Die Zahl der Menschen mit körperlicher und geistiger Behinderung nimmt zu. Dieser Personenkreis hat ein besonderes Recht darauf, dass ihm angemessene Sportmöglichkeiten geboten werden. Sportstätten sind barrierefrei zu gestalten.

Durch das Projekt „Sport in Metropolen“ ist in Köln-Mülheim eine Vernetzung der Vereine, Schulen und Aktiven gelungen. Das Projekt wird jetzt in Nippes fortgesetzt. Wir wollen das Programm auf weitere Stadtteile übertragen.

Ein bedarfsgerechtes Angebot wohnortnaher Sportanlagen ist auf Dauer zu sichern. Die notwendigen Mittel für Instandhaltung und Sanierung wollen wir bereitstellen, das Programm zum Bau von Kunstrasenplätzen fortsetzen.

Die Organisation der Kölner Sportstätten wird neu geordnet. Ziel ist neben einer Kostenersparnis und Effizienzsteigerung die bessere Ausnutzung der Anlagen durch den Breitensport.

Gemeinsames Ziel ist es, dass der städtische Zuschuss für das RheinEnergie- Stadion tendenziell sinkt. Aufgrund der Konkurrenz unter den großen Stadien und Hallen soll das Stadion weiterhin intensiv vermarktet werden.

Die breitensportliche Nutzung des Sportparks Müngersdorf wollen wir schützen. Kommerzielle Nutzungen der Vorwiesen werden ausgeschlossen. Bei kommerzieller Nutzung der Jahnwiesen sind die Beeinträchtigungen des Breitensports auf ein Minimum zu reduzieren und die Aspekte des Umweltschutzes besonders zu berücksichtigen.

Die KölnBäder GmbH hat in den letzten Jahren ein Sanierungs- und Attraktivierungsprogramm der Kölner Bäder auf den Weg gebracht, das in den nächsten Jahren mit Neubau/Generalsanierung des Eis- und Schwimmstadions, des Stadionbades und des Zollstockbades fortgesetzt wird. Auf der Basis einer Analyse des tatsächlichen Bedarfs und der Besucherzahlen bei Parallelbetrieb aller Bäder werden wir 2011 über die Perspektiven für jedes einzelne Bad entscheiden.

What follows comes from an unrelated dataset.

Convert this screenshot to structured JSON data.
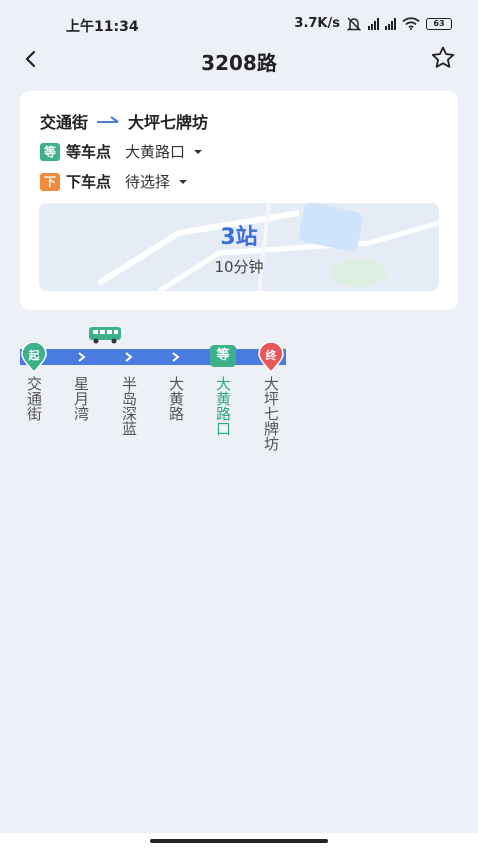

Der Stadtsportbund erfüllt als Dachorganisation der Kölner Vereine eine wichtige Funktion. Wir wollen seine Arbeit weiter unterstützen.

Sportvereine und traditionelle Sportereignisse kommen zunehmend durch Rückzug von Sponsoren in Finanznöte. Sportamt und Stadtsportbund können die Betroffenen in Organisations- und Strukturfragen kompetent beraten. Die Stadt kann aber fehlende Sponsorenmittel grundsätzlich nicht kompensieren.

Für Köln sind große Sport-Events wichtig und Image fördernd. Engagement an dieser Stelle darf aber nicht zulasten des Budgets von Kindern und Jugendlichen gehen.

Der Sport nimmt wichtige soziale Aufgaben wahr. SPD und GRÜNE unterstützen daher Initiativen der Sportverbände zur Verhinderung von jeglicher Gewalt im Sport, so auch das Aktionsbündnis „ROTE KARTE gegen sexualisierte Gewalt im Sport“.